Some web searches led me to: http://software-lisc.fbk.eu/avx_mathfun/
where I found "an AVX translation of the SSE2 implementation " (I’m sure there are many other implementations), with some hacking of that code, I managed to get the log(Array) calculation part going doing 8 elements in parallel at a time (by removing the sin and cos functions) to get about a 7 times speed-up, however I ran into 2 issues:
- to prevent unnecessary memory allocation, I rather created a log!(outputVector, inputVector)
- this only works if I can call it as vector, the dot-fusion operator actually gets in the way here.
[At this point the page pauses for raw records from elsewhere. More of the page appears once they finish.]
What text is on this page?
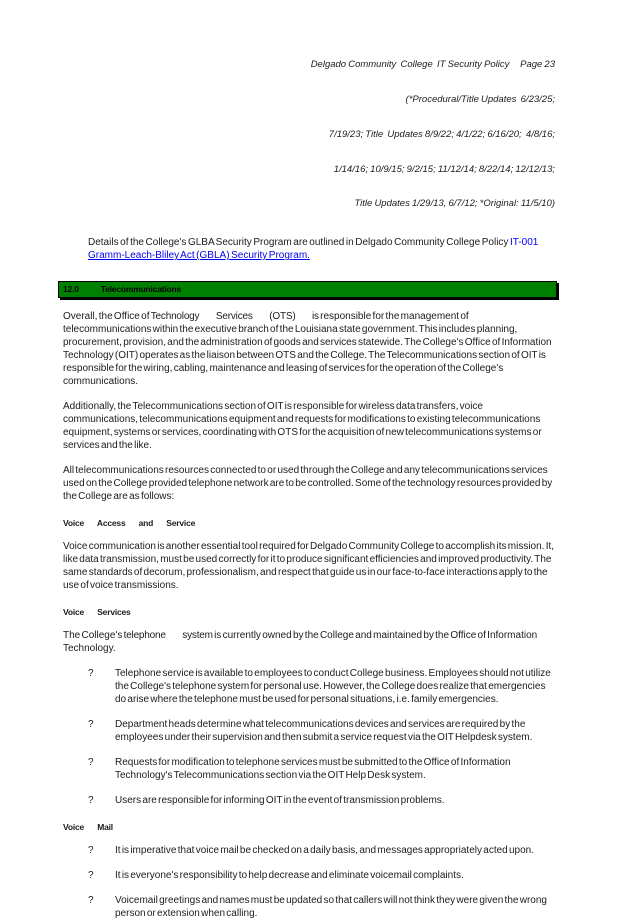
Delgado Community  College  IT Security Policy     Page 23

(*Procedural/Title Updates  6/23/25;

7/19/23; Title  Updates 8/9/22; 4/1/22; 6/16/20;  4/8/16;

1/14/16; 10/9/15; 9/2/15; 11/12/14; 8/22/14; 12/12/13;

Title Updates 1/29/13, 6/7/12; *Original: 11/5/10)

Details of the College's GLBA Security Program are outlined in Delgado Community College Policy IT-001
Gramm-Leach-Bliley Act (GBLA) Security Program.

12.0	Telecommunications

Overall, the Office of Technology Services (OTS) is responsible for the management of telecommunications within the executive branch of the Louisiana state government. This includes planning, procurement, provision, and the administration of goods and services statewide. The College's Office of Information Technology (OIT) operates as the liaison between OTS and the College. The Telecommunications section of OIT is responsible for the wiring, cabling, maintenance and leasing of services for the operation of the College's communications.

Additionally, the Telecommunications section of OIT is responsible for wireless data transfers, voice communications, telecommunications equipment and requests for modifications to existing telecommunications equipment, systems or services, coordinating with OTS for the acquisition of new telecommunications systems or services and the like.

All telecommunications resources connected to or used through the College and any telecommunications services used on the College provided telephone network are to be controlled. Some of the technology resources provided by the College are as follows:

Voice Access and Service

Voice communication is another essential tool required for Delgado Community College to accomplish its mission. It, like data transmission, must be used correctly for it to produce significant efficiencies and improved productivity. The same standards of decorum, professionalism, and respect that guide us in our face-to-face interactions apply to the use of voice transmissions.

Voice Services

The College's telephone system is currently owned by the College and maintained by the Office of Information Technology.

?	Telephone service is available to employees to conduct College business. Employees should not utilize the College's telephone system for personal use. However, the College does realize that emergencies do arise where the telephone must be used for personal situations, i.e. family emergencies.
?	Department heads determine what telecommunications devices and services are required by the employees under their supervision and then submit a service request via the OIT Helpdesk system.
?	Requests for modification to telephone services must be submitted to the Office of Information Technology's Telecommunications section via the OIT Help Desk system.
?	Users are responsible for informing OIT in the event of transmission problems.
Voice Mail
?	It is imperative that voice mail be checked on a daily basis, and messages appropriately acted upon.
?	It is everyone's responsibility to help decrease and eliminate voicemail complaints.
?	Voicemail greetings and names must be updated so that callers will not think they were given the wrong person or extension when calling.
Is there a way to address point 2 by overloading a special case of the log. function?
It feels doubtful or am I missing something?
I considered packing this as a normal julia package, however it is platform dependant and would force a non-Julia interface.
At the same time, I’m also wondering if the same problem occurs for sin and cos and whether spending further time on that code to get those working as well, although I’m using them less often.